Georgetown University will launch the Center for Democracy and the Third Sector establishing the first program in the country that offers a doctoral concentration in the field, in August 2003.

The new center, a partnership between the Graduate Public Policy Institute and the Department of Government, secured a $2.8 million challenge-matching grant over five years from Atlantic Philanthropies.

CDATS aims to advance research on the relationship between democratic governance in the third sector, which includes the areas of civil society outside of government and business, such as non-profit organizations, advocacy groups and social movements.

“We thought that such a center would bring together the strengths Georgetown has in the area of civil society and governance,” Mark Warren, a principal architect of the project and associate professor of government, said. “We are always looking for ways to make the whole more than the sum of the parts, and we felt that a center such as this one would help to accomplish that.”

The new center seeks to lead the way in the current dialogue on the role of the third sector and democracy by establishing a program dedicated to the more narrowed focus. “There are a few other such centers around the country, but ours will be the first to offer a PhD in Government with a focus on problems of democracy and the third sector,” Warren added.

The center provides funds for visiting scholars, Georgetown University faculty fellowships. It also provides opportunities for CDATS and GPPI doctoral students and research assistants to work on quantitative research projects. The center will also offer a new series of courses to focus and complement existing courses on democracy and its relationship with the third sector and civil society, a speaker series, seminars and workshops for visitors and a series of working papers and publications, according to the center’s funding proposal.

CDATS will incorporate and build upon the Center for the Study of Voluntary Organizations and Service, a part of the GPPI.

“We are very excited about the launch of this program and the ability to offer new academic programs to students that incorporate the Georgetown University mission of service to others and participation in civic life,” Virginia Hodgkinson, executive director and research professor for the CSVOS, said in a Nov. 6 university press release.

Hodgkinson will serve as interim director of CDATS. “The addition of this program also speaks to the strength of the Georgetown Public Policy Institute and the government department,” she said.

CDATS will serve as the U.S. partner for the World Values Project, a current global study of comparative political cultures directed by the University of Michigan, and the Citizen Involvement and Democracy Project, a survey of comparative citizen political involvement coordinated by the German University of Mannheim.

“We have been looking for ways to expand academic resources, especially in research and graduate education, at a time when University resources are tight. Developing a center that is capable of attracting external funding is one way to do this,” Warren said. “In addition, this area is an exciting intellectual and political frontier, and we believed that Georgetown could have an important role in defining the area as it develops.”

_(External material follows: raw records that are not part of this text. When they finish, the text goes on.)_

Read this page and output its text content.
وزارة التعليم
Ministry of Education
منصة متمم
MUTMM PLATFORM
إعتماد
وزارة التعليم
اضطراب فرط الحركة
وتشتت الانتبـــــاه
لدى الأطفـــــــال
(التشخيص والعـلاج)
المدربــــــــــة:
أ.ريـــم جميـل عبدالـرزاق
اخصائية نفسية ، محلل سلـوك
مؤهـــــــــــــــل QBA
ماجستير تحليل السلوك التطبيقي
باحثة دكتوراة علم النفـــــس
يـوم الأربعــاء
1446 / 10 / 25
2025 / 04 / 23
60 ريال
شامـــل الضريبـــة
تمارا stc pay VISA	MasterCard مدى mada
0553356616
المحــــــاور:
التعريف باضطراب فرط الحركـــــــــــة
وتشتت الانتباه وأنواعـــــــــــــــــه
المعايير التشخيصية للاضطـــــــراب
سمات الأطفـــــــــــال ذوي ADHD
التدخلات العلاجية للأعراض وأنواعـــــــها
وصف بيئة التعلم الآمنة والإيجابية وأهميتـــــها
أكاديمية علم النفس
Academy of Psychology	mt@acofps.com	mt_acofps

“Academic interest in these areas is being pushed by several broad developments, including the third wave of democratization around the world, the increasing decentering and complexity of governance, globalization and the growing politicization of democratic societies,” Warren said in the press release. “The field is a frontier in every sense: exciting, chaotic and full of opportunity. We would like to position CDATS as a leader in providing focus, intellectual integrity and direction.”